Charles I. and the Commonwealth.

It is said that the male costumes in this reign were “the most elegant and picturesque ever worn in England.” The characteristic costume worn by Charles in his portrait by Vandyke is often spoken of as the Vandyke costume and was introduced about the middle of his reign. In the earlier part, the fashions of his father, James I., were continued. The change from the “bombasted” or stuffed breeches to the elegant costume of this reign is ascribed to the refined tastes of Charles and his Queen, and also to the fact that the size of the stuffed breeches made it impossible for gentlemen to find seating accommodation at masques, etc., when each spectator took up the place of three persons in a rational attire.

At the commencement of the Civil War, the Royalist party or Cavaliers, and the Republican party or Roundheads, were as opposite in their costumes as they were diverse in their opinions.

“The Cavalier’s costume consisted of a doublet of rich materials, silk, satin, or velvet, with large, loose sleeves, slashed up the front, the collar covered with a falling band of the richest point lace. A short cloak was worn carelessly over one shoulder. Long breeches, fringed or pointed, met the broad tops of the boots, which were trimmed with lace or lawn. A broad-leaved Flemish beaver-hat with a rich hat-band and plume of feathers, was set on one side of the head, and a Spanish rapier hung from a magnificent baldrick or sword belt, worn sash-wise over the right shoulder.”

In the troubled times of this reign, the silk or velvet doublet was often exchanged for a richly-laced buff (leather) coat. A broad sash or satin scarf was tied round the waist in a large bow.

The beard was worn very peaked, with small, upturned moustache, and the hair was long in the neck, and sometimes powdered.

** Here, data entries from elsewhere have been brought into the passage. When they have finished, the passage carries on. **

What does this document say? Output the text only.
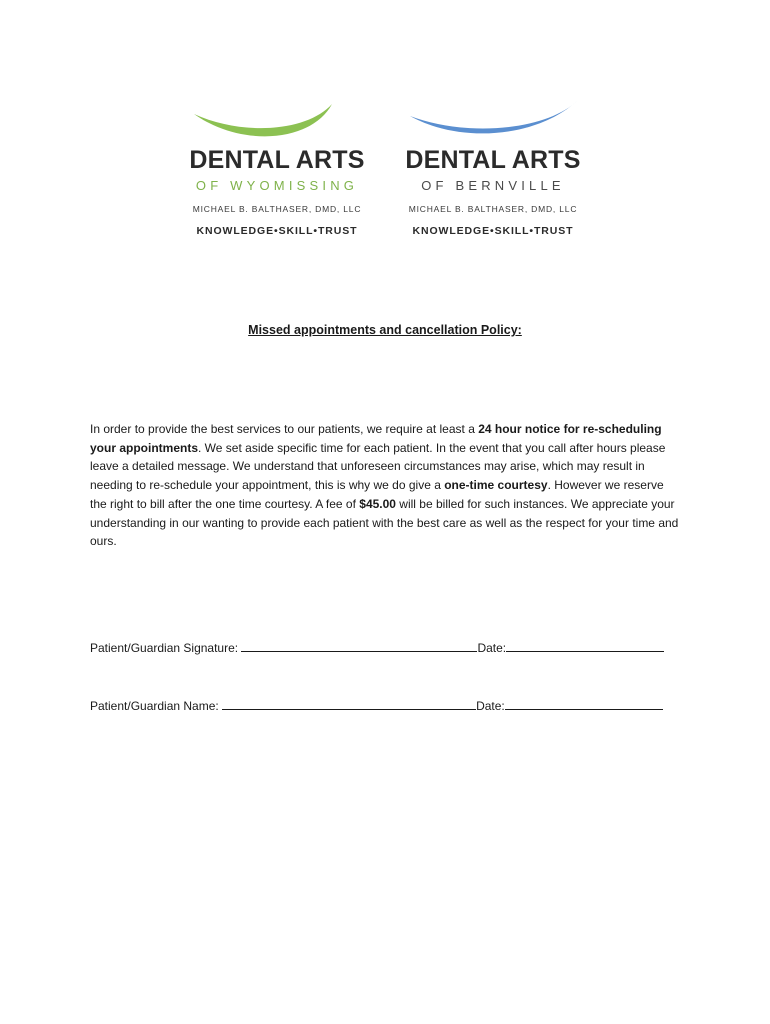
DENTAL ARTS
OF WYOMISSING
MICHAEL B. BALTHASER, DMD, LLC
KNOWLEDGE•SKILL•TRUST
DENTAL ARTS
OF BERNVILLE
MICHAEL B. BALTHASER, DMD, LLC
KNOWLEDGE•SKILL•TRUST
Missed appointments and cancellation Policy:

In order to provide the best services to our patients, we require at least a 24 hour notice for re-scheduling your appointments. We set aside specific time for each patient. In the event that you call after hours please leave a detailed message. We understand that unforeseen circumstances may arise, which may result in needing to re-schedule your appointment, this is why we do give a one-time courtesy. However we reserve the right to bill after the one time courtesy. A fee of $45.00 will be billed for such instances. We appreciate your understanding in our wanting to provide each patient with the best care as well as the respect for your time and ours.

Patient/Guardian Signature:	Date:
Patient/Guardian Name:	Date:
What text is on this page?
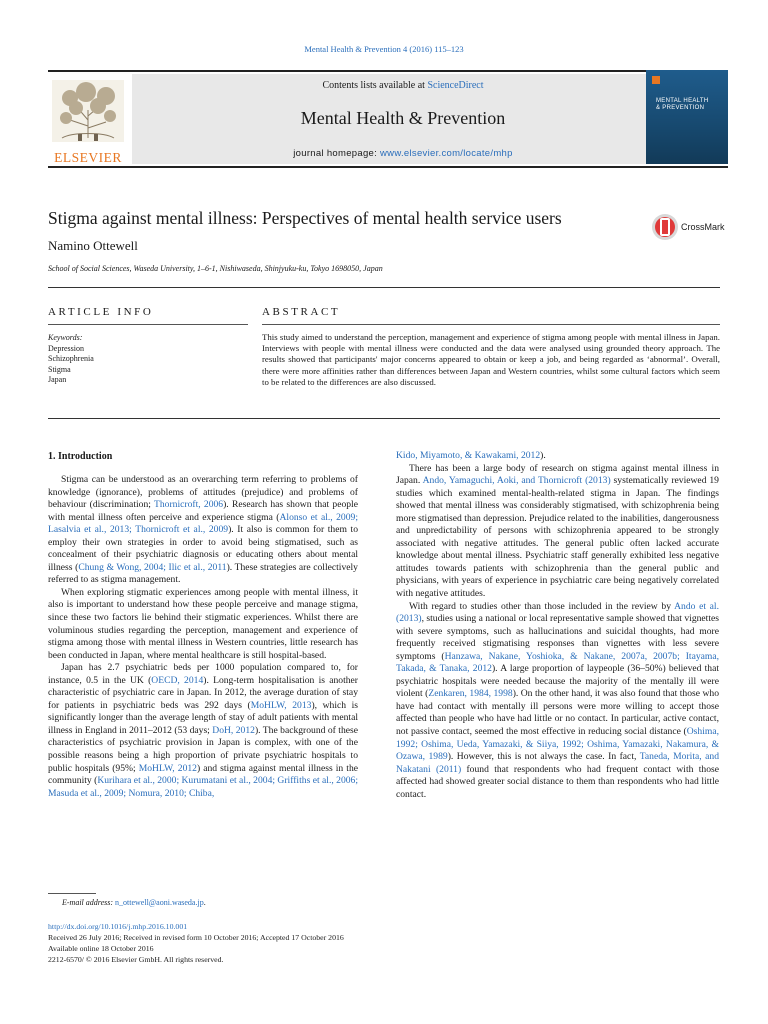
Mental Health & Prevention 4 (2016) 115–123
ELSEVIER
Contents lists available at ScienceDirect
Mental Health & Prevention
journal homepage: www.elsevier.com/locate/mhp
MENTAL HEALTH
& PREVENTION
Stigma against mental illness: Perspectives of mental health service users	CrossMark
Namino Ottewell
School of Social Sciences, Waseda University, 1–6-1, Nishiwaseda, Shinjyuku-ku, Tokyo 1698050, Japan
ARTICLE INFO	ABSTRACT
Keywords:
Depression
Schizophrenia
Stigma
Japan
This study aimed to understand the perception, management and experience of stigma among people with mental illness in Japan. Interviews with people with mental illness were conducted and the data were analysed using grounded theory approach. The results showed that participants' major concerns appeared to obtain or keep a job, and being regarded as ‘abnormal’. Overall, there were more affinities rather than differences between Japan and Western countries, whilst some cultural factors which seem to be related to the differences are also discussed.
1. Introduction

Stigma can be understood as an overarching term referring to problems of knowledge (ignorance), problems of attitudes (prejudice) and problems of behaviour (discrimination; Thornicroft, 2006). Research has shown that people with mental illness often perceive and experience stigma (Alonso et al., 2009; Lasalvia et al., 2013; Thornicroft et al., 2009). It also is common for them to employ their own strategies in order to avoid being stigmatised, such as concealment of their psychiatric diagnosis or educating others about mental illness (Chung & Wong, 2004; Ilic et al., 2011). These strategies are collectively referred to as stigma management.

When exploring stigmatic experiences among people with mental illness, it also is important to understand how these people perceive and manage stigma, since these two factors lie behind their stigmatic experiences. Whilst there are voluminous studies regarding the perception, management and experience of stigma among those with mental illness in Western countries, little research has been conducted in Japan, where mental healthcare is still hospital-based.

Japan has 2.7 psychiatric beds per 1000 population compared to, for instance, 0.5 in the UK (OECD, 2014). Long-term hospitalisation is another characteristic of psychiatric care in Japan. In 2012, the average duration of stay for patients in psychiatric beds was 292 days (MoHLW, 2013), which is significantly longer than the average length of stay of adult patients with mental illness in England in 2011–2012 (53 days; DoH, 2012). The background of these characteristics of psychiatric provision in Japan is complex, with one of the possible reasons being a high proportion of private psychiatric hospitals to public hospitals (95%; MoHLW, 2012) and stigma against mental illness in the community (Kurihara et al., 2000; Kurumatani et al., 2004; Griffiths et al., 2006; Masuda et al., 2009; Nomura, 2010; Chiba,

Kido, Miyamoto, & Kawakami, 2012).

There has been a large body of research on stigma against mental illness in Japan. Ando, Yamaguchi, Aoki, and Thornicroft (2013) systematically reviewed 19 studies which examined mental-health-related stigma in Japan. The findings showed that mental illness was considerably stigmatised, with schizophrenia being more stigmatised than depression. Prejudice related to the inabilities, dangerousness and unpredictability of persons with schizophrenia appeared to be strongly associated with negative attitudes. The general public often lacked accurate knowledge about mental illness. Psychiatric staff generally exhibited less negative attitudes towards patients with schizophrenia than the general public and physicians, with years of experience in psychiatric care being negatively correlated with negative attitudes.

With regard to studies other than those included in the review by Ando et al. (2013), studies using a national or local representative sample showed that vignettes with severe symptoms, such as hallucinations and suicidal thoughts, had more frequently received stigmatising responses than vignettes with less severe symptoms (Hanzawa, Nakane, Yoshioka, & Nakane, 2007a, 2007b; Itayama, Takada, & Tanaka, 2012). A large proportion of laypeople (36–50%) believed that psychiatric hospitals were needed because the majority of the mentally ill were violent (Zenkaren, 1984, 1998). On the other hand, it was also found that those who have had contact with mentally ill persons were more willing to accept those affected than people who have had little or no contact. In particular, active contact, not passive contact, seemed the most effective in reducing social distance (Oshima, 1992; Oshima, Ueda, Yamazaki, & Siiya, 1992; Oshima, Yamazaki, Nakamura, & Ozawa, 1989). However, this is not always the case. In fact, Taneda, Morita, and Nakatani (2011) found that respondents who had frequent contact with those affected had showed greater social distance to them than respondents who had little contact.

E-mail address: n_ottewell@aoni.waseda.jp.
http://dx.doi.org/10.1016/j.mhp.2016.10.001
Received 26 July 2016; Received in revised form 10 October 2016; Accepted 17 October 2016
Available online 18 October 2016
2212-6570/ © 2016 Elsevier GmbH. All rights reserved.
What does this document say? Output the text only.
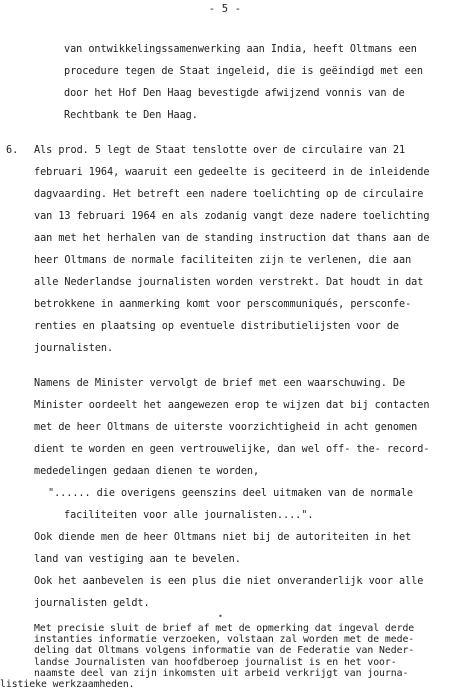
- 5 -
van ontwikkelingssamenwerking aan India, heeft Oltmans een
procedure tegen de Staat ingeleid, die is geëindigd met een
door het Hof Den Haag bevestigde afwijzend vonnis van de
Rechtbank te Den Haag.
6. Als prod. 5 legt de Staat tenslotte over de circulaire van 21
februari 1964, waaruit een gedeelte is geciteerd in de inleidende
dagvaarding. Het betreft een nadere toelichting op de circulaire
van 13 februari 1964 en als zodanig vangt deze nadere toelichting
aan met het herhalen van de standing instruction dat thans aan de
heer Oltmans de normale faciliteiten zijn te verlenen, die aan
alle Nederlandse journalisten worden verstrekt. Dat houdt in dat
betrokkene in aanmerking komt voor perscommuniqués, persconfe-
renties en plaatsing op eventuele distributielijsten voor de
journalisten.
Namens de Minister vervolgt de brief met een waarschuwing. De
Minister oordeelt het aangewezen erop te wijzen dat bij contacten
met de heer Oltmans de uiterste voorzichtigheid in acht genomen
dient te worden en geen vertrouwelijke, dan wel off- the- record-
mededelingen gedaan dienen te worden,
"...... die overigens geenszins deel uitmaken van de normale
faciliteiten voor alle journalisten....".
Ook diende men de heer Oltmans niet bij de autoriteiten in het
land van vestiging aan te bevelen.
Ook het aanbevelen is een plus die niet onveranderlijk voor alle
journalisten geldt.
•
Met precisie sluit de brief af met de opmerking dat ingeval derde
instanties informatie verzoeken, volstaan zal worden met de mede-
deling dat Oltmans volgens informatie van de Federatie van Neder-
landse Journalisten van hoofdberoep journalist is en het voor-
naamste deel van zijn inkomsten uit arbeid verkrijgt van journa-
listieke werkzaamheden.
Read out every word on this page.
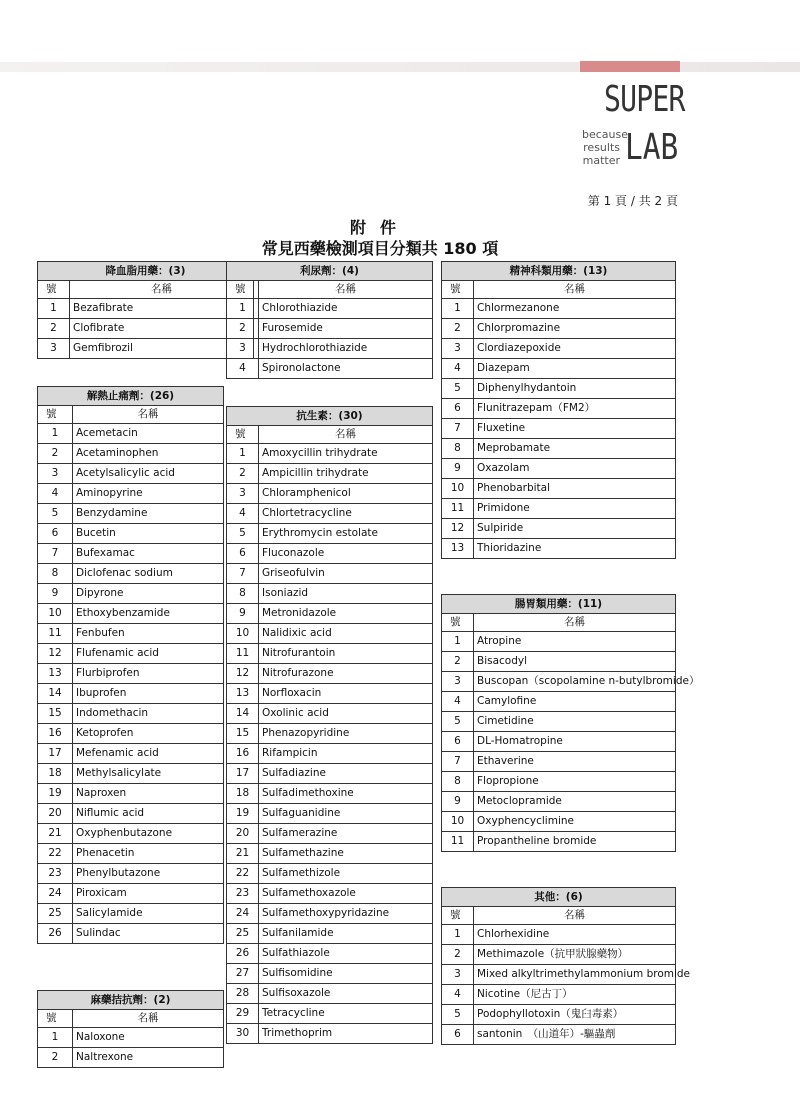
SUPER
because
results
matter LAB
第 1 頁 / 共 2 頁
附件
常見西藥檢測項目分類共 180 項
降血脂用藥：(3)	
號	名稱
1	Bezafibrate
2	Clofibrate
3	Gemfibrozil
利尿劑：(4)	
號	名稱
1	Chlorothiazide
2	Furosemide
3	Hydrochlorothiazide
4	Spironolactone
精神科類用藥：(13)	
號	名稱
1	Chlormezanone
2	Chlorpromazine
3	Clordiazepoxide
4	Diazepam
5	Diphenylhydantoin
6	Flunitrazepam（FM2）
7	Fluxetine
8	Meprobamate
9	Oxazolam
10	Phenobarbital
11	Primidone
12	Sulpiride
13	Thioridazine
解熱止痛劑：(26)	
號	名稱
1	Acemetacin
2	Acetaminophen
3	Acetylsalicylic acid
4	Aminopyrine
5	Benzydamine
6	Bucetin
7	Bufexamac
8	Diclofenac sodium
9	Dipyrone
10	Ethoxybenzamide
11	Fenbufen
12	Flufenamic acid
13	Flurbiprofen
14	Ibuprofen
15	Indomethacin
16	Ketoprofen
17	Mefenamic acid
18	Methylsalicylate
19	Naproxen
20	Niflumic acid
21	Oxyphenbutazone
22	Phenacetin
23	Phenylbutazone
24	Piroxicam
25	Salicylamide
26	Sulindac
抗生素：(30)	
號	名稱
1	Amoxycillin trihydrate
2	Ampicillin trihydrate
3	Chloramphenicol
4	Chlortetracycline
5	Erythromycin estolate
6	Fluconazole
7	Griseofulvin
8	Isoniazid
9	Metronidazole
10	Nalidixic acid
11	Nitrofurantoin
12	Nitrofurazone
13	Norfloxacin
14	Oxolinic acid
15	Phenazopyridine
16	Rifampicin
17	Sulfadiazine
18	Sulfadimethoxine
19	Sulfaguanidine
20	Sulfamerazine
21	Sulfamethazine
22	Sulfamethizole
23	Sulfamethoxazole
24	Sulfamethoxypyridazine
25	Sulfanilamide
26	Sulfathiazole
27	Sulfisomidine
28	Sulfisoxazole
29	Tetracycline
30	Trimethoprim
腸胃類用藥：(11)	
號	名稱
1	Atropine
2	Bisacodyl
3	Buscopan（scopolamine n-butylbromide）
4	Camylofine
5	Cimetidine
6	DL-Homatropine
7	Ethaverine
8	Flopropione
9	Metoclopramide
10	Oxyphencyclimine
11	Propantheline bromide
其他：(6)	
號	名稱
1	Chlorhexidine
2	Methimazole（抗甲狀腺藥物）
3	Mixed alkyltrimethylammonium bromide
4	Nicotine（尼古丁）
5	Podophyllotoxin（鬼臼毒素）
6	santonin　（山道年）-驅蟲劑
麻藥拮抗劑：(2)	
號	名稱
1	Naloxone
2	Naltrexone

The extravagant costume worn by some is shown in Fig. 2, which depicts an exquisite of 1646. Among the most noticeable features in this costume are the “love-locks,” tied with ribbon, on either side of the head (which were a special abomination to the Puritans), the patches on the face, and the shirt protruding from the partly-open vest, the short breeches “ornamented with many dozens of points at the knees, and, above them, on either side, two great bunches of ribbon, of several colours.”

The tops of his boots are very large, fringed with lace, and turned down almost to the heels.